Funding Cyrus High Availability

Jure Pe_ar pegasus at
Fri Sep 17 06:11:00 EDT 2004

On Fri, 17 Sep 2004 08:25:26 +0200
Paul Dekkers <Paul.Dekkers at> wrote:

> I would say not at an interval but as soon as there is an action 
> performed on one mailbox, the other one would be pushed to do something. 
> I believe that is called rolling replication.
> I would not be really happy with a interval synchronisation. It would 
> make it harder to use both platforms at the same time, and that is what 
> I want as well. So there is a little-bit of load-balancing involved, but 
> more and more _availability_.
> Being able to use both platforms at the same time maybe implies that 
> there is either no master/slave role or that this is auto-elected 
> between the two and that this role is floating...
> Paul

I'm jumping back into this thread a bit late ... 

My feeling is that most of cyrus instalations run one or a few domains with
many users; at least that is my case. That's why i'd base any kind of
replication we come up with on the mailbox as the base unit. As raid uses
disk block for its unit, so would we use mailbox (with all its subfolders).
In a way that one would be able to take care of the whole domains on the
higher level, if needed.

Today we have the option of using murder (or perdition, with some added
logic) when more than one backend machine is needed. This brings us a kind
of "raid linear" (linux md speak) or concatenation of space into a single
mailstore. With all the 'features' of such setup: if you lose one
machine(disk), all users(data) on that machine(disk) are not available.

So what i'm thinking is we need is a kind of raid1 or mirroring of
mailboxes. Imagine user1 having its mailbox on server1 and server2, user2 on
server2 and server3, user3 on server3 and server1 ... for example. Murder is
already a central point with a knowledge of where a certain mailbox is and
how to proxy pop, imap and lmtp to it and in my way of seeing things, it
would be best to teach it how to handle this 'mirroring' too.

Let say one of the two mailboxes is primary, and the other is secondary;
murder connects to the primary, lets the client do whatever it wants and
then replays the exact same actions to the secondary mailbox. If this is
done after the primary disconnects or while the client is still talking to
the primary, is implementation detail.

Performance bonus: connect to both mailboxes at once and pronounce as
primary the one that responds faster :)

Murder would have to know how to record and playback the whole client-server
dialogues. Considering that there's already a system in cyrus that lets
admin see the 'telemetry' of the imap conversation, i guess this could be
extended and tied into murder.

So far this is just how clients would talk to our system.

What else would we need?

Certanly a mechanism to manually move mailboxes between servers in a way
that murder knows about the changes. Thinking of it, mupdate protocol
already knows how to push metadatas around; why not extend it so it can also
move mailboxes? Or should perl mupdate module be born and then some scripts
should be written with it and imap?

Then maybe some mechanism for murder to deceide on which servers to put
newly created mailboxes on. Ideally this would be plugin based with
different policies (load, disk space, responsiveness, combination of those,
something else), but a simple round robin would do for a start.

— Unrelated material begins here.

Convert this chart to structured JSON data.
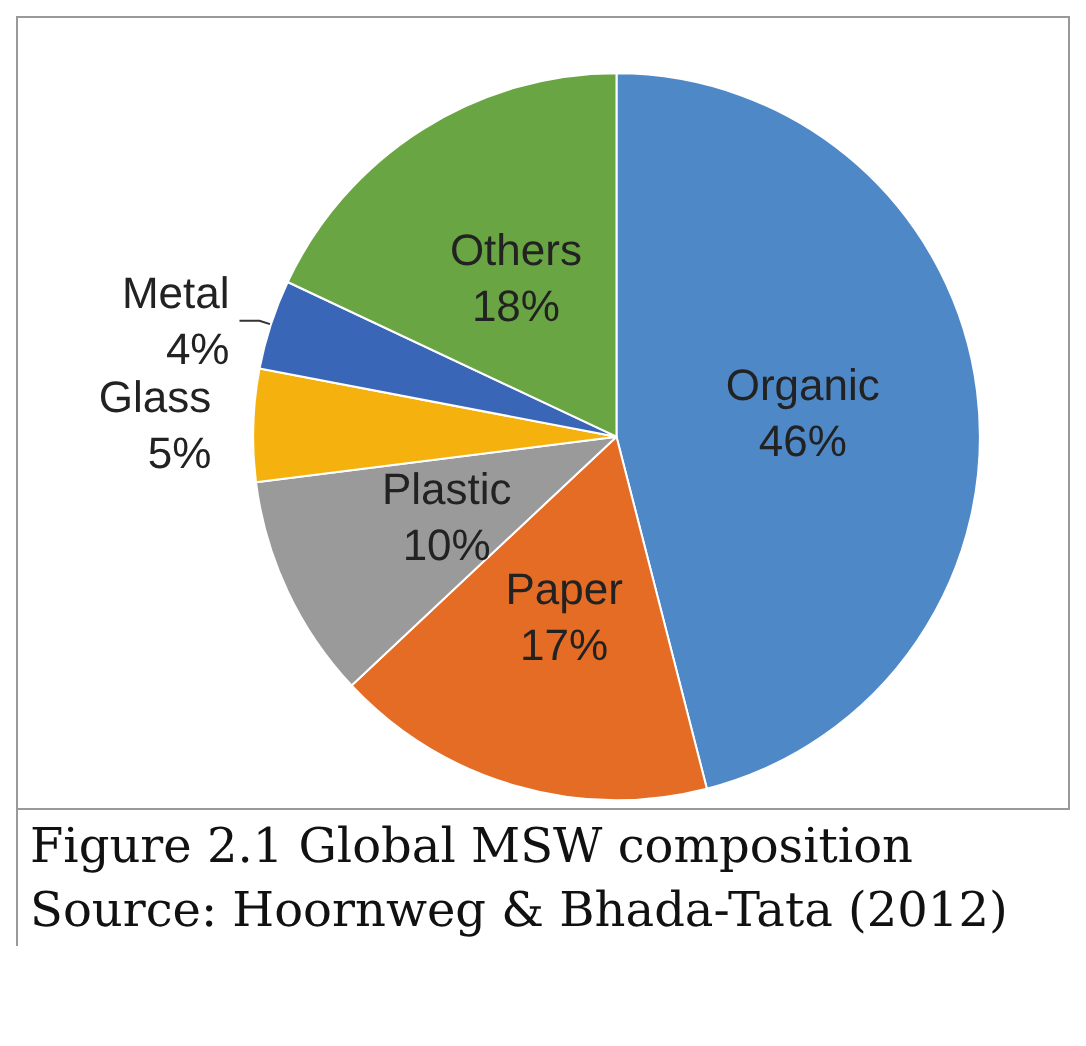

For those that do not want to have mailboxes in sync, a mechanism to delay
updates to the secondary mailbox. (In this case, which mailbox is primary
and which is secondary should not change) Also a way of handling huge piles
of backlogs in case one of the machines is down for a longer period of time.
Maybe a mechanism to sync the mailbox from the other server and discarding
the backlogs would be handy in such case. And a way to manually trigger such
resync on a specific mailbox.

Probalby something else i can't think of right now.

So how does this "cyrus in a raid view" sound? It should probalby be called
"raims" for redundand array of inexpensive mail servers anyway ;)

This way all the logic is done in one place and you only have to take good
care (in a HA sense) of the mupdate master machine. Others can remain cheap
and relatively dumb than can be pulled offline at will. Given fast enough
and reliable links, this could also work in a geographycally distributed

Ken, is something like this reasonable? 

Oh, i'd like to know what folks think about all this HA thing.